Non-U.S. Equity Markets
COVID-19 is truly a global event with no place to hide. The MSCI All Country World Index (ACWI) tracks large- and mid-cap stocks across 23 developed markets and 26 emerging markets. Remarkably, every country within the ACWI Index posted a loss during the first quarter, with only New Zealand and Denmark avoiding double-digit declines.
Compounding the problem for U.S. investors was the global surge in demand for U.S. dollars, a perceived safe haven. As a result, the dollar strengthened against most currencies, further detracting from local market results, as shown in Figure Four.
Figure Four: Foreign Market and Currency Impact
Source: Morningstar Direct, CAPTRUST Research
Fixed Income Markets
The Bloomberg Barclays U.S. Aggregate Bond Index finished the quarter up 3.1 percent; however, the solid result masked significant volatility within underlying sectors. Treasurys soared as yields collapsed across the curve. The 30-year Treasury yielded 2.39 percent at the end of December and 1.35 percent at the end of March, translating to a 25.8 percent return for the quarter. However, outside of the Treasury sector, credit markets faced tremendous challenges.
Unlike equity markets, where there are centralized exchanges for buyers and sellers to come together to transact, bonds are traded over the counter, generally through dealers. Normally, the system functions smoothly, but during periods of stress, trading inefficiencies can create significant price dislocations as liquidity evaporates. These dislocations were extreme during the quarter—for both taxable and tax-exempt issues—as sellers were forced to accept massive discounts for immediate liquidity despite the Federal Reserve’s aggressive actions to keep the credit markets functioning.

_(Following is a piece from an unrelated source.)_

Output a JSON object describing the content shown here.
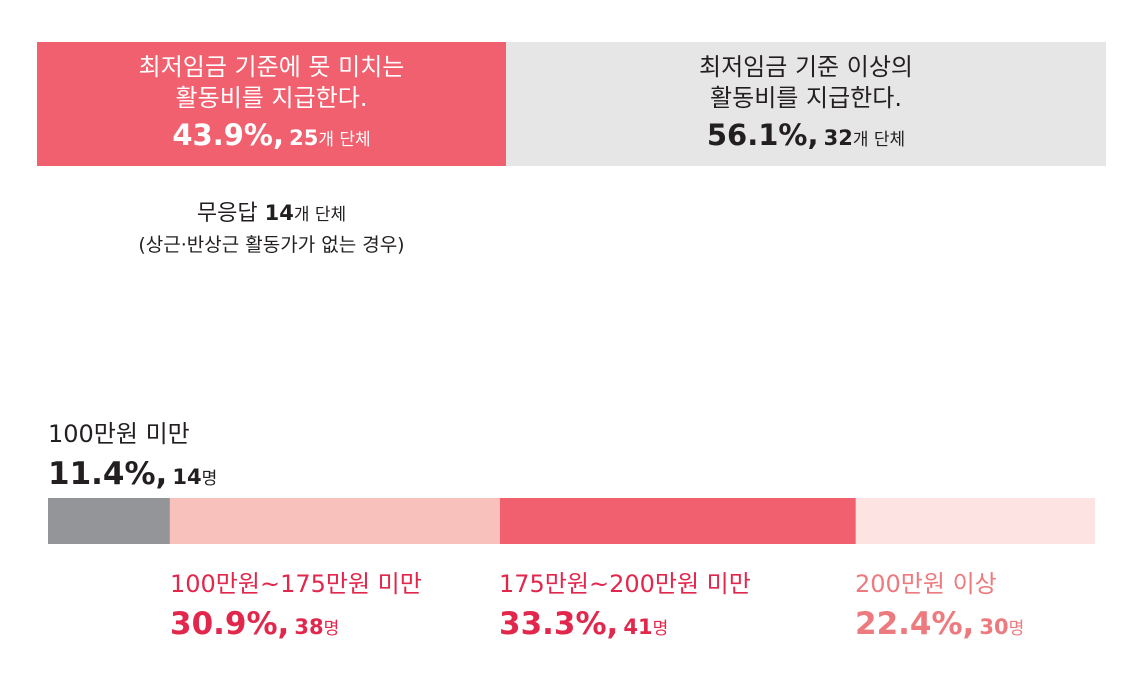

Investment-grade corporate bonds ended the quarter down 3.6 percent, including a 7.1 percent decline by Baa rated bonds. Further down the quality scale, high yield bonds suffered even greater losses, falling 12.7 percent as spreads approached 1,000 basis points. These quarterly losses do not remotely capture the challenges credit investors faced during the period. The system functioned, but only with unprecedented Federal Reserve support.